Our study was limited by lack of information on the indication for collecting the blood or LRT specimen. The no infiltrate and no bacteraemia patient group may thus have included people with chronic LRTI or other pulmonary diseases who had pneumococci cultured e.g. as part of a diagnostic process in the absence of any acute infection, resulting in an overestimation of the relative risk of adverse outcomes in the other groups. However, all patients in our no infiltrate and no bacteraemia group had to have at least one new or increased pulmonary symptom together with CRP >50mg/L and/or leukocytes >8.8*109/L, and our sensitivity analysis using even stricter CRP and leukocyte cut points showed robust results.
The validity of our estimates depends on S. pneumoniae being the causative agent, as well as on accurate division into manifestation groups based of chest X-ray findings and blood cultures. For the purpose of this study we included patients with chest X-rays describing a “likely” or “probable” infiltrate in the infiltrate without bacteraemia or bacteraemia groups. Assuming that patients with a likely infiltrate are less ill than patients with a definite infiltrate, any misclassification is unlikely to create a false difference between the infiltrate and no infiltrate patient groups, and would not change our conclusions. Results of sputum culture may be falsely positive due to upper airway colonization with pneumococci [36–38]. Nevertheless, colonization is more common in young children and patients with chronic pulmonary disease, and excluding the latter group did not alter our risk estimates notably.
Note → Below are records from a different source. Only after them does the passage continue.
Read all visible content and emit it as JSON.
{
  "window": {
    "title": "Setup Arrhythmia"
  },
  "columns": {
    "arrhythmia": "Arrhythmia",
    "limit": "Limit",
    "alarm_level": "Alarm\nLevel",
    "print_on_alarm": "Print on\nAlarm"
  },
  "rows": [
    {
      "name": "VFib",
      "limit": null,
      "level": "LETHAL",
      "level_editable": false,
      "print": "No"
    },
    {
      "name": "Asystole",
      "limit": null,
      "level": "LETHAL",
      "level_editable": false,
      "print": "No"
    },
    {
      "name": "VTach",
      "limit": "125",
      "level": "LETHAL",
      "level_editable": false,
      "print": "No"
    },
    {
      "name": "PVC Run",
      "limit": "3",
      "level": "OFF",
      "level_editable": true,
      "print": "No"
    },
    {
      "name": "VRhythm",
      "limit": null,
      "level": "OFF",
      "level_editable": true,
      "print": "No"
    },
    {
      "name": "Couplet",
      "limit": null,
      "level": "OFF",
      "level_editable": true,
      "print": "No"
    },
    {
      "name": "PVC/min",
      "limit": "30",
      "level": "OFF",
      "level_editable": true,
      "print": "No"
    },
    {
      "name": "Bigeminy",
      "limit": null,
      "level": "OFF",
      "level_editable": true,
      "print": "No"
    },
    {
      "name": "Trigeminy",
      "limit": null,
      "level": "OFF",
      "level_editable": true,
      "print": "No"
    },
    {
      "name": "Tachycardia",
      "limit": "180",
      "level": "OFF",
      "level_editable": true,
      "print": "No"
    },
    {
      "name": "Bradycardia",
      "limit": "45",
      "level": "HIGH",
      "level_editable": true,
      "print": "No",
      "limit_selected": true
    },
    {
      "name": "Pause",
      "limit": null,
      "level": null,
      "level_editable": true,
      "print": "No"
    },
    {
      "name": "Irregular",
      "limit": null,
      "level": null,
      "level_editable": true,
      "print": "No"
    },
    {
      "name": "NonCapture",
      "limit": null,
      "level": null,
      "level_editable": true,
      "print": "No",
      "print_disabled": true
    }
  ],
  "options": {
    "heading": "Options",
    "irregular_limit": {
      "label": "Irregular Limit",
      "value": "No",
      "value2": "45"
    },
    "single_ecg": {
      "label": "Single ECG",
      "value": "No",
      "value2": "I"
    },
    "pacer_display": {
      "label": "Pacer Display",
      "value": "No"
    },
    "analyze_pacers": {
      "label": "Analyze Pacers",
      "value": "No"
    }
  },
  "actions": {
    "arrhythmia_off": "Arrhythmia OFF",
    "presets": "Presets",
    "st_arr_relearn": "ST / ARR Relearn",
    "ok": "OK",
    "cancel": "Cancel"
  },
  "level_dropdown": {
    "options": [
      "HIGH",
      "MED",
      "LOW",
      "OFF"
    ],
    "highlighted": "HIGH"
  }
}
Because the study was done in a routine clinical setting, microbiology tests and chest X-rays were only obtained at the managing physician’s discretion. Thus, not all patients had all tests done. Some patients in the two non-bacteraemic groups might have had bacteraemia, and some patients in the no-infiltrate group might have had an infiltrate without our knowledge. However, this would likely lead to bias towards the null, and our sub-analysis excluding patients with no X-ray or blood culture taken did not change our findings markedly.